Mit erstaunlichem Mut zur Lüge erzählt der Londoner “Bild”-Korrespondent Peter Michalski ein apokalyptisches Märchen und schafft es dabei, den Sinn fast sämtlicher Tatsachen und Zitate ins Gegenteil zu verkehren. Sein Artikel beginnt mit den Worten:
Seine Sprengkraft entspricht allen Kernwaffen, die es auf der Erde gibt. Sein Ziel scheint eindeutig: Ein riesiger Asteroid ist unterwegs zu unserem Planeten. Am 4. Mai 2102, befürchtet die Nasa, schlägt er ein. So ihre Berechnungen.
Nein. Sein Ziel ist alles andere als eindeutig. Und die Berechnungen der Nasa sagen, dass der keineswegs “riesige” Asteroid “2004 VD17” die Erde mit einer Wahrscheinlichkeit von 99,93 Prozent nicht treffen wird.
“Bild” schreibt:
Die Kollisionsgefahr hat sich verdreifacht. Die Nasa ordnete ihn als bisher einzigen Himmelskörper der Gefahrenstufe Gelb zu!

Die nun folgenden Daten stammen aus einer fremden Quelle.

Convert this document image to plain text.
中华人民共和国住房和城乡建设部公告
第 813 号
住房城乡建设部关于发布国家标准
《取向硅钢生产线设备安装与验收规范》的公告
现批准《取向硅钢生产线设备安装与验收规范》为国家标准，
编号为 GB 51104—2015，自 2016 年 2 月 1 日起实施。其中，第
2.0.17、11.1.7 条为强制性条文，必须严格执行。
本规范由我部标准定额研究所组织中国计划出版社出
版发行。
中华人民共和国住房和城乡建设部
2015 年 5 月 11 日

“Bild” hält sich auch diesmal nicht damit auf, zu erklären, was die “Gefahrenstufe Gelb” bedeutet. Die entsprechende Torino-Skala geht von 0 bis 10. “Apophis” erreichte Ende 2004 vorübergehend Stufe 4. Der Asteroid, um den es jetzt geht, steht nun nicht mehr auf 1, sondern auf 2. Stufe 2 bedeutet:
(…) there is no cause for public attention or public concern as an actual collision is very unlikely. New telescopic observations very likely will lead to re-assignment to Level 0.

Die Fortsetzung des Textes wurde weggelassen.